Aqueous Redox Flow Battery Suitable for High Temperature Applications Based on a Tailor‐Made Ferrocene Copolymer

Abstract Water‐soluble, and ferrocene‐containing methacrylamide copolymers with different comonomer ratios of the solubility‐promoting comonomer [2‐(methacryloyloxy)‐ethyl]‐trimethylammonium chloride (METAC) are synthesized in order to obtain a novel, temperature‐stable electrolyte for aqueous redox flow batteries. The electrochemical properties of one chosen polymer are studied in detail by cyclic voltammetry and rotating disc electrode (RDE) investigations. Additionally, the diffusion coefficient and the charge transfer rate are obtained from these measurements. The diffusion coefficient from RDE is compared to the value from synthetic boundary experiments at battery concentrations, using an analytical ultracentrifuge, yielding diffusion coefficients of a similar order of magnitude.

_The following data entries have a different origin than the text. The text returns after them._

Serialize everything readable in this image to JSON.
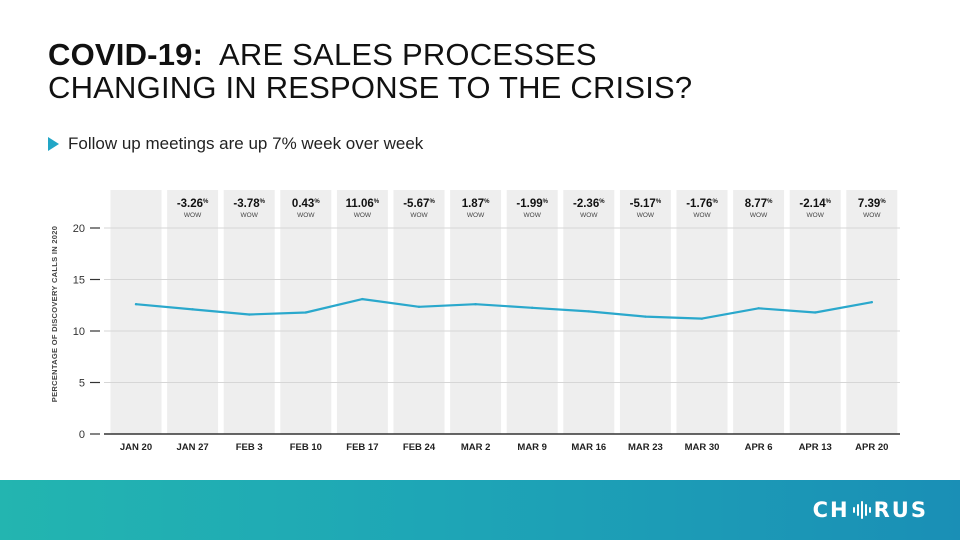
{
  "header": {
    "title_bold": "COVID-19:",
    "title_rest": "ARE SALES PROCESSES",
    "title_line2": "CHANGING IN RESPONSE TO THE CRISIS?"
  },
  "subtitle": "Follow up meetings are up 7% week over week",
  "brand": {
    "logo_left": "CH",
    "logo_right": "RUS",
    "accent": "#22a6c6"
  },
  "chart_data": {
    "type": "line",
    "title": "",
    "xlabel": "",
    "ylabel": "PERCENTAGE OF DISCOVERY CALLS IN 2020",
    "categories": [
      "JAN 20",
      "JAN 27",
      "FEB 3",
      "FEB 10",
      "FEB 17",
      "FEB 24",
      "MAR 2",
      "MAR 9",
      "MAR 16",
      "MAR 23",
      "MAR 30",
      "APR 6",
      "APR 13",
      "APR 20"
    ],
    "series": [
      {
        "values": [
          12.6,
          12.1,
          11.6,
          11.8,
          13.1,
          12.35,
          12.6,
          12.25,
          11.9,
          11.4,
          11.2,
          12.2,
          11.8,
          12.8
        ],
        "color": "#2aa8cc"
      }
    ],
    "wow_labels": [
      "",
      "-3.26",
      "-3.78",
      "0.43",
      "11.06",
      "-5.67",
      "1.87",
      "-1.99",
      "-2.36",
      "-5.17",
      "-1.76",
      "8.77",
      "-2.14",
      "7.39"
    ],
    "wow_suffix": "%",
    "wow_caption": "WOW",
    "ylim": [
      0,
      22
    ],
    "yticks": [
      0,
      5,
      10,
      15,
      20
    ],
    "grid": true
  }
}
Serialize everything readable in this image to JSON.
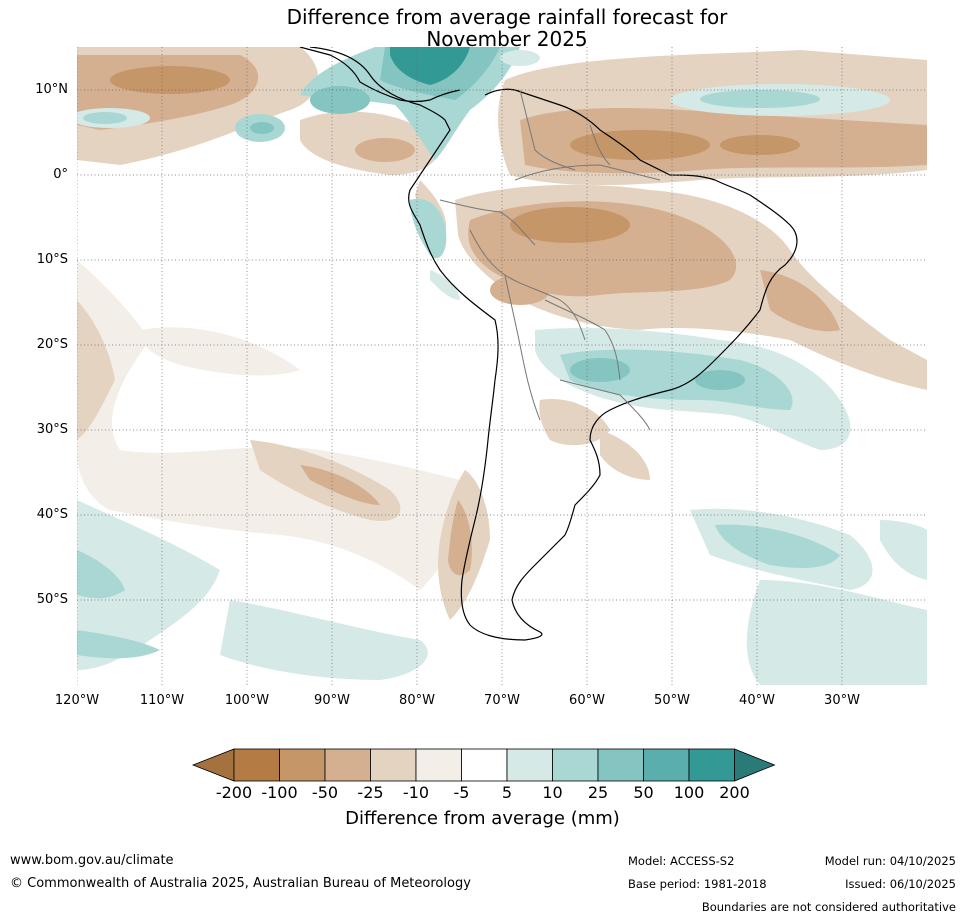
{
  "title": {
    "line1": "Difference from average rainfall forecast for",
    "line2": "November 2025"
  },
  "map": {
    "lat_labels": [
      "10°N",
      "0°",
      "10°S",
      "20°S",
      "30°S",
      "40°S",
      "50°S"
    ],
    "lon_labels": [
      "120°W",
      "110°W",
      "100°W",
      "90°W",
      "80°W",
      "70°W",
      "60°W",
      "50°W",
      "40°W",
      "30°W"
    ],
    "region": "South America"
  },
  "legend": {
    "title": "Difference from average (mm)",
    "ticks": [
      "-200",
      "-100",
      "-50",
      "-25",
      "-10",
      "-5",
      "5",
      "10",
      "25",
      "50",
      "100",
      "200"
    ],
    "colors": [
      "#a4723e",
      "#b47c44",
      "#c49668",
      "#d4b090",
      "#e5d3c2",
      "#f3eee8",
      "#ffffff",
      "#d5e9e7",
      "#a9d7d4",
      "#84c4c1",
      "#5aaeab",
      "#329995",
      "#2a7a78"
    ]
  },
  "footer": {
    "website": "www.bom.gov.au/climate",
    "copyright": "© Commonwealth of Australia 2025, Australian Bureau of Meteorology",
    "model": "Model: ACCESS-S2",
    "base_period": "Base period: 1981-2018",
    "model_run": "Model run: 04/10/2025",
    "issued": "Issued: 06/10/2025",
    "boundaries": "Boundaries are not considered authoritative"
  }
}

The polymer is further tested in a redox flow battery setup. While performing charge and discharge experiments against the well‐established bis ‐(trimethylammoniumpropyl)‐viologen, the polymer reveals high columbic efficiencies of >99.8% and desirable apparent capacity retention, both at room temperature as well as at 60 °C. Further experiments are conducted to verify the stability of the active compounds under these conditions in both charge states. Lastly, the electrochemical behavior is linked to the characteristics of the polymers concerning absolute values of the molar mass and diffusion coefficients.